愛媛県の大洲市(おおずし)では、住民が「普段はおとなしい川」と語る肱川(ひじかわ)が氾濫して、3000世帯以上の家が冠水した。肱川の上流には鹿野川ダムと、さらに上流の支流には野村ダムがあり、二つのダムからの大量放流が、甚大な被害を出した一因であることは間違いがない。
2018年7月14日、IWJ上杉記者は肱川流域の被害の実態を川づたいに確認するため、車のダッシュボードにカメラを固定して、鹿野川(かのがわ)ダムから、肱川中流の大洲市菅田町(すげたちょう)までを撮影した。
鹿野川からすぐ下流にある、道の駅「清流の里ひじかわ」では全店舗が休業し、従業員が、泥にまみれたテーブルや調理器具を表に出して掃除していた。店舗の裏手には、濁流に押し流された軽トラックや乗用車が引っくり返った状態で転がっていた。
肱川沿いの国道197号線は、今も全面通行止めの区間がある。迂回路の山道から見下ろすと、大規模な路肩崩落と、道を塞いだ崖くずれの惨状がはっきりと見えた。
迂回路から国道197号線に合流してさらに下ると、青い色の橋が4つに寸断されて散らばり、巨大な鉄の塊が川の中に横たわっていた。
民家が増えるにつれ、家から出した泥だらけの家財道具、そして上流から流れてきた大量のゴミの山が、道の両側に目立ち始めた。午前中に上流に向かって通過した時には、片付けに汗を流す多くの住民の姿が見られた。しかし、昼過ぎの一番厳しい日差しを避けて、多くの方が家の中で休んでいるのか、人影は少なくひっそりとしていた。

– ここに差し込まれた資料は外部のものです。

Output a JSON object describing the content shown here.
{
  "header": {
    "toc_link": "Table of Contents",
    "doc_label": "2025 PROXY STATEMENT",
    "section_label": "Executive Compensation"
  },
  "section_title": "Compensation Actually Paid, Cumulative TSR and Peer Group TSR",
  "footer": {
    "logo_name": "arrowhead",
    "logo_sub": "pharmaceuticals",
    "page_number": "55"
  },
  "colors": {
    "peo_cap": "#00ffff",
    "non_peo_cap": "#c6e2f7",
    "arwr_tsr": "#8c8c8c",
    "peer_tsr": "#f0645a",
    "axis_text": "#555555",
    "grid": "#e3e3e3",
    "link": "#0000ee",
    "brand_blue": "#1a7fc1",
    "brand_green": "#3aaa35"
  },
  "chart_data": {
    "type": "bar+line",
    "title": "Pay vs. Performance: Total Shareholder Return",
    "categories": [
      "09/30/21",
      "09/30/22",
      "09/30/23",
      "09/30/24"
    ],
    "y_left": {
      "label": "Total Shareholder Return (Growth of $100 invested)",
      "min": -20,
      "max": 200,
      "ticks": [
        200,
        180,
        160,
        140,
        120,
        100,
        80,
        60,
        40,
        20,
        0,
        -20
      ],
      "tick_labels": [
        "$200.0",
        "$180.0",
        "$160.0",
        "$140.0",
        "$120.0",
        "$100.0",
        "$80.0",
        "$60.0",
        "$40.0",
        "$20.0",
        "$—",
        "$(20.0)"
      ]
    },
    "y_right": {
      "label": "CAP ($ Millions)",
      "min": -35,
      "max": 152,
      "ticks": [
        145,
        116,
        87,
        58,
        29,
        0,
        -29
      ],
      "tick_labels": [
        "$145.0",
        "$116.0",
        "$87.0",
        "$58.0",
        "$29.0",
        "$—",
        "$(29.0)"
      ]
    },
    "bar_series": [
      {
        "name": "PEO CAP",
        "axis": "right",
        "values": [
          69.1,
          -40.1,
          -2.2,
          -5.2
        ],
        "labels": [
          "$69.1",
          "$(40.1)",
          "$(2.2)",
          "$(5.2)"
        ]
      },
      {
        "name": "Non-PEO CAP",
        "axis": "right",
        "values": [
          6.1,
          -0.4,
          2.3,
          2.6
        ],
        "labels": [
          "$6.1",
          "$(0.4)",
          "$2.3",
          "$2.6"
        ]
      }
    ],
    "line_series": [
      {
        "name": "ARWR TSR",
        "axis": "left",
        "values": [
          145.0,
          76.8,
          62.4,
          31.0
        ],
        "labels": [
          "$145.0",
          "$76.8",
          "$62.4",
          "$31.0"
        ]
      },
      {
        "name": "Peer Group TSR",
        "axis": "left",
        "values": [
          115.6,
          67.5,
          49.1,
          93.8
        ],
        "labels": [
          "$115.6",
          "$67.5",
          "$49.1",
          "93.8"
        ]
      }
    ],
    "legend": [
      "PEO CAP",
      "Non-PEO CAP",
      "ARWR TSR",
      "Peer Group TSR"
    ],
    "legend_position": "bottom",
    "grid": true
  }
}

【西日本豪雨取材報告】「これは天災じゃなくて人災じゃ思います」!危険水域を超えたダムの放水!下流を守るために大洲市が遊水地になった!? https://iwj.co.jp/wj/open/archives/427408 … @iwakamiyasumi
「治水の役に立つ」と言われてきたダム安全神話の嘘が明らかになった。国は住民の安全よりダムの保全を優先した。